Wszystkie składniki na chleb cebulowy mieszamy mikserem (spiralkami) w dość wysokim naczyniu, dolewając stopniowo odrobinę dość ciepłej wody (orientacyjnie ok. 1/2 szklanki), aby uzyskać odpowiednią konsystencję (jak w przepisie z linka powyżej). Pod koniec wyrabiamy ręcznie. Ciasto na chleb cebulowy powinno dać się wygodnie formować w kształtne kulki, ale powinno być na tyle luźne, żeby przywierało do dłoni.

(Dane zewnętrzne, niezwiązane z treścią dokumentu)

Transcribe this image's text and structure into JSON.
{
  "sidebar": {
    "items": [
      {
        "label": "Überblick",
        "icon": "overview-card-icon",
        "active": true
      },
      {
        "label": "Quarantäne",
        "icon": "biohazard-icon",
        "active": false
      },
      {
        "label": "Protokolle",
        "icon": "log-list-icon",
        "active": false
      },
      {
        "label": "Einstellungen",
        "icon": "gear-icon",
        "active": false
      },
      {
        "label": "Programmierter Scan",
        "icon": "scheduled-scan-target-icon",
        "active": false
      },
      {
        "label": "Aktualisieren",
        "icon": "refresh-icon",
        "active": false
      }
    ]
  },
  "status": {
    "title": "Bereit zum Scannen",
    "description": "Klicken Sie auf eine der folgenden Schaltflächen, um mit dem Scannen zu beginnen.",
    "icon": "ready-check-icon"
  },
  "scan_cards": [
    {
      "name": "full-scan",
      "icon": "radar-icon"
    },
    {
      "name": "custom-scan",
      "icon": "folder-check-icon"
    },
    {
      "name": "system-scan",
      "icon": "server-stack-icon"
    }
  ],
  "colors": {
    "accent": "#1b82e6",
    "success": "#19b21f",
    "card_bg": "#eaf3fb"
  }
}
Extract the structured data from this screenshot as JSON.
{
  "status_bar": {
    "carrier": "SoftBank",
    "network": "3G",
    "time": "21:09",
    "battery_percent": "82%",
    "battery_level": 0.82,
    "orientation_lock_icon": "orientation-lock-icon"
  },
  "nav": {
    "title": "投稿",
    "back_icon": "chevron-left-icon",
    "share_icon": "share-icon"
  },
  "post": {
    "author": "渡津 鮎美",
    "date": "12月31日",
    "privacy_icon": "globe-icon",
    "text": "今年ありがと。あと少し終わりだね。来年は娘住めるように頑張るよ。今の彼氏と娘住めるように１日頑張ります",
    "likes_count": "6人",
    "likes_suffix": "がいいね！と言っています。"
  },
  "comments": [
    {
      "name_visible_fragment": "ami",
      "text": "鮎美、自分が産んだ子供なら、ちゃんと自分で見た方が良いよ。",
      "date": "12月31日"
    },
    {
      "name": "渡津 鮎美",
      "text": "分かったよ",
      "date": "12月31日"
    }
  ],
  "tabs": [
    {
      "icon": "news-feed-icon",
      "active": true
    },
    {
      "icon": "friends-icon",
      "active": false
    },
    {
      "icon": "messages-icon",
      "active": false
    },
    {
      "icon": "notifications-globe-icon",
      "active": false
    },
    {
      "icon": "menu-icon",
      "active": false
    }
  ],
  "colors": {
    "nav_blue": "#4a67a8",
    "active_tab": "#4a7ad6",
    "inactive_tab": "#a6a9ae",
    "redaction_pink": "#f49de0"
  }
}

Z ciasta chlebowego formujemy kulki o masie ok. 170–175 g i układamy na blasze wyłożonej papierem do pieczenia. Powinno wyjść 7–8 niewielkich chlebków, które po upieczeniu będą ważyć ok. 150 g. Każdy chlebek cebulowy nacinamy z wierzchu na krzyż, a jeszcze lepiej w gwiazdkę, przykrywamy czystą ściereczką i zostawiamy do wyrośnięcia na ok. 7–9 godzin.
Pieczemy w piekarniku nagrzanym do ok. 200ºC. Po 10 min. pieczenia chleb cebulowy wyciągamy, smarujemy rozbełtanym białkiem jaja za pomocą stosownego pędzelka i wsadzamy do pieczenia na dalsze 10–15 min. Po tym czasie chlebki cebulowe powinny być już ładnie upieczone, zarumienione i połyskujące. Świetnie smakują jeszcze ciepłe ze świeżym masłem, albo na drugi dzień z majonezem, serem żółtym i siekanym szczypiorkiem. Smacznego 🙂

Cebula w chlebie to mój zdecydowanie ulubiony dodatek 🙂 wspaniały chlebuś
Cebulowy, hmm… będę musiał kiedyś spróbować upiec 😉
Również piekę chleb w domu na własnym zakwasie. Cebulowego nigdy nie robiłam, chyba czas spróbować:) Mam tylko pytanie, czy konieczne jest użycie miksera (nie posiadam spiralnej końcówki)? Czy chlebki należy porozdzielać na tak małe porcje, czy można upiec np. dwa większe? Jaki wówczas wybrać czas pieczenia? Z góry dziękuję za cenne wskazówki, pozdrawiam:)
Mikser nie jest konieczny — ciasto można wyrobić ręcznie od samego początku 🙂 Dwa chleby też powinny się udać. Wcześniej piekłem właśnie dwa podłużne, ale na takich małych bochenkach jest więcej chrupiącej skórki, a więc więcej przyjemności 🙂
Pyszny ‚coś dla mnie.
Wygląda pysznie, uwielbiam cebule w chlebie:)
Ja też bardzo lubię cebulę w chlebie. Przepis wygląda obiecująco. Na pewno wypróbuję.